Let $C$ be a category with cofibrations in the sense of (Waldhausen, Algebraic K-Theory of Spaces) and denote by $F_n(C)$ the category with cofibrations consisting of sequences of $n$ cofibrations $A_0 \rightarrowtail A_1 \rightarrowtail \dotsc \rightarrowtail A_n$ in $C$. A cofibration in $F_n(C)$ is a commutative ladder consisting of "lattices". See the attached PDF for a precise definition.

Waldhausen gives a beautiful graphical proof that there is an equivalence $F_n F_m C \cong F_m F_n C$ (Lemma 1.1.5). The reason is, basically, that an object in both categories is given by a rectangular array of cofibrations, such that each square is a lattice, which is a *symmetric* condition. Now, Waldhausen only indicates why this equivalence $F_n F_m \cong F_m F_n$ also preserves cofibrations, and is therefore exact. Namely, he claims that a cofibration in $F_n F_m C$ is a $3$-dimensional diagram satisfying similarly some *symmetric* condition, but he does not name it explicitly. So what is this condition? So basically the question is: When should we call a commutative cube of cofibrations a lattice?

The full question contains many diagrams (also a 3-dimensional one), which cannot be properly displayed with MO-Latex. Therefore I've decided to write the full question, also with some of my attempts so far, as a PDF. I hope that this is not unappropriate for MO.

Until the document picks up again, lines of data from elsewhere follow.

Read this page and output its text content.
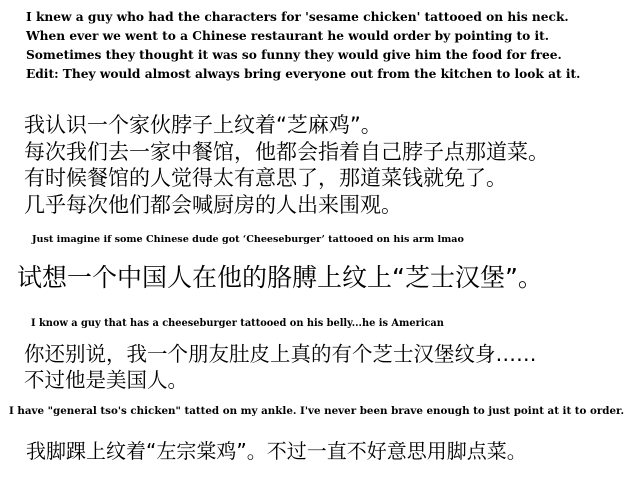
I knew a guy who had the characters for 'sesame chicken' tattooed on his neck.
When ever we went to a Chinese restaurant he would order by pointing to it.
Sometimes they thought it was so funny they would give him the food for free.
Edit: They would almost always bring everyone out from the kitchen to look at it.
我认识一个家伙脖子上纹着“芝麻鸡”。
每次我们去一家中餐馆，他都会指着自己脖子点那道菜。
有时候餐馆的人觉得太有意思了，那道菜钱就免了。
几乎每次他们都会喊厨房的人出来围观。
Just imagine if some Chinese dude got ‘Cheeseburger’ tattooed on his arm lmao
试想一个中国人在他的胳膊上纹上“芝士汉堡”。
I know a guy that has a cheeseburger tattooed on his belly...he is American
你还别说，我一个朋友肚皮上真的有个芝士汉堡纹身……
不过他是美国人。
I have "general tso's chicken" tatted on my ankle. I've never been brave enough to just point at it to order.
我脚踝上纹着“左宗棠鸡”。不过一直不好意思用脚点菜。
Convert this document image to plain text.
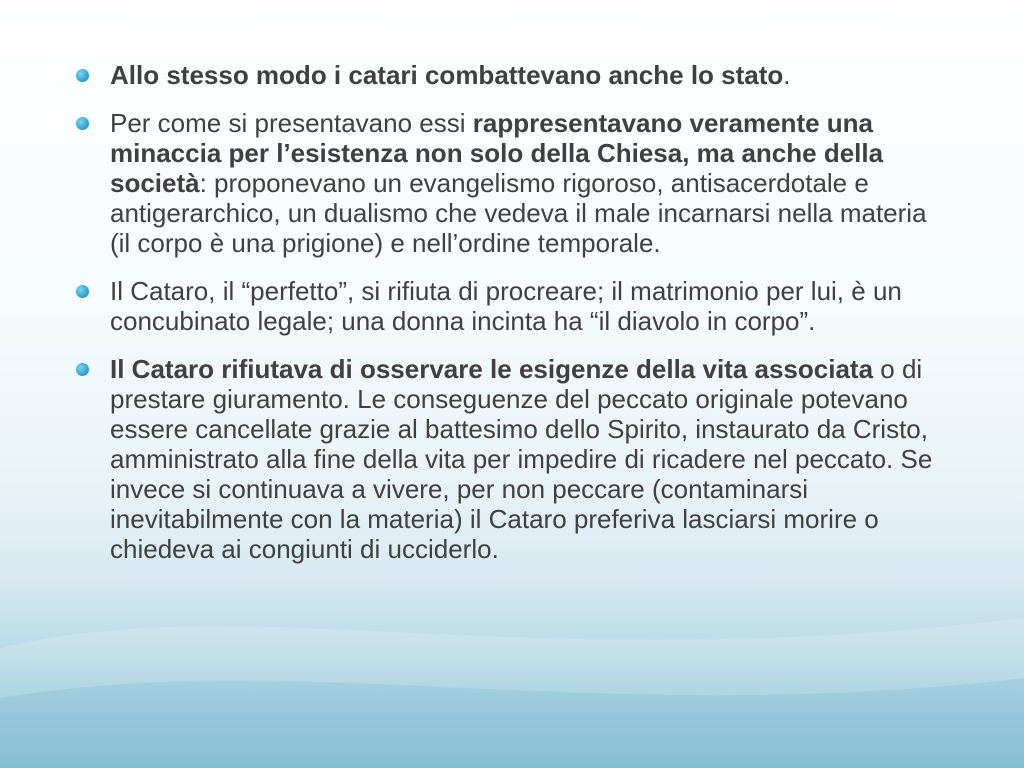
Allo stesso modo i catari combattevano anche lo stato.
Per come si presentavano essi rappresentavano veramente una minaccia per l’esistenza non solo della Chiesa, ma anche della società: proponevano un evangelismo rigoroso, antisacerdotale e antigerarchico, un dualismo che vedeva il male incarnarsi nella materia (il corpo è una prigione) e nell’ordine temporale.
Il Cataro, il “perfetto”, si rifiuta di procreare; il matrimonio per lui, è un concubinato legale; una donna incinta ha “il diavolo in corpo”.
Il Cataro rifiutava di osservare le esigenze della vita associata o di prestare giuramento. Le conseguenze del peccato originale potevano essere cancellate grazie al battesimo dello Spirito, instaurato da Cristo, amministrato alla fine della vita per impedire di ricadere nel peccato. Se invece si continuava a vivere, per non peccare (contaminarsi inevitabilmente con la materia) il Cataro preferiva lasciarsi morire o chiedeva ai congiunti di ucciderlo.
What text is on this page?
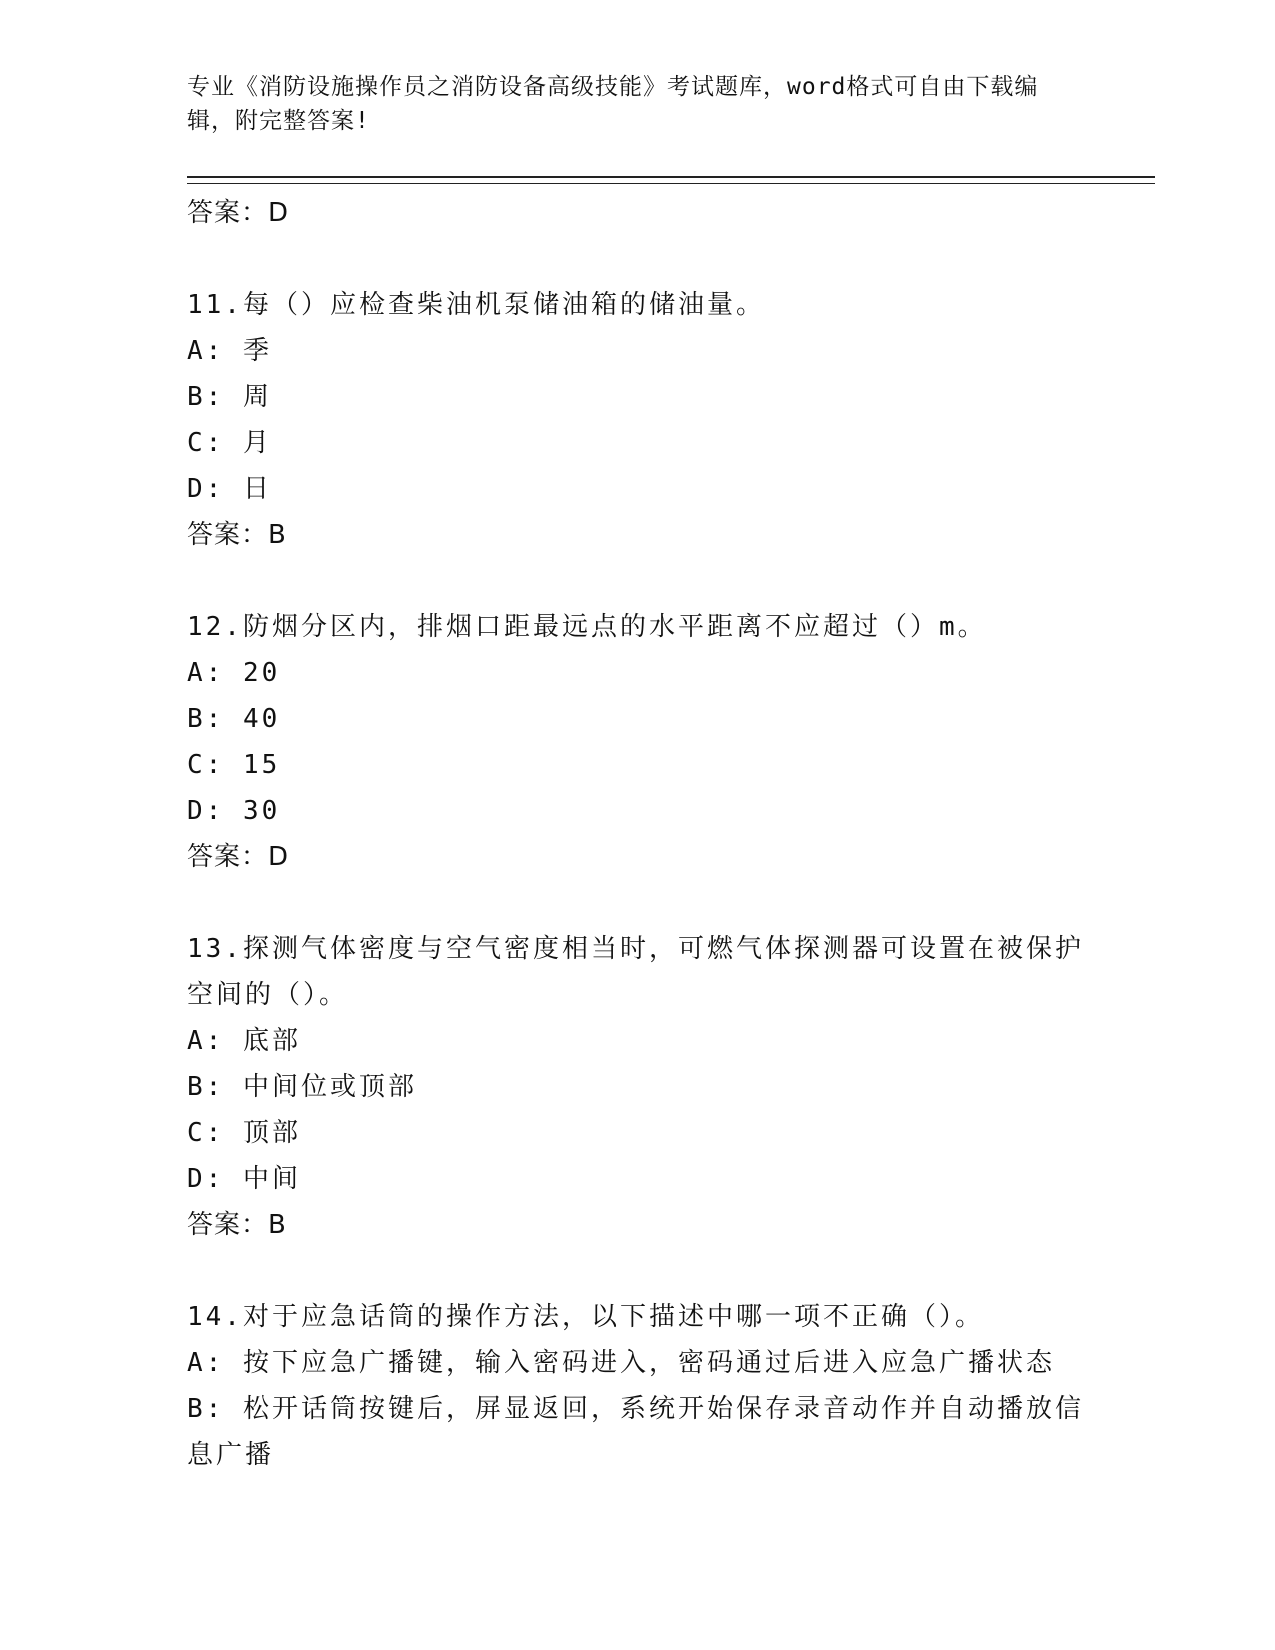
专业《消防设施操作员之消防设备高级技能》考试题库，word格式可自由下载编辑，附完整答案!

答案：D

11.每（）应检查柴油机泵储油箱的储油量。

A: 季

B: 周

C: 月

D: 日

答案：B

12.防烟分区内，排烟口距最远点的水平距离不应超过（）m。

A: 20

B: 40

C: 15

D: 30

答案：D

13.探测气体密度与空气密度相当时，可燃气体探测器可设置在被保护空间的（）。

A: 底部

B: 中间位或顶部

C: 顶部

D: 中间

答案：B

14.对于应急话筒的操作方法，以下描述中哪一项不正确（）。

A: 按下应急广播键，输入密码进入，密码通过后进入应急广播状态

B: 松开话筒按键后，屏显返回，系统开始保存录音动作并自动播放信息广播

EDIT: Eva Höning pointed out to me that a cube of fibrations is a lattice if every one of the six squares is a lattice, and the map from the pushout of the cube without its tip to the tip is a cofibration. And it is rather straight forward to see that both $F_n F_m$ and $F_m F_n$ have these cubes as cofibrations. In the first place I was not careful enough with the definitions to see that, but it is really easy.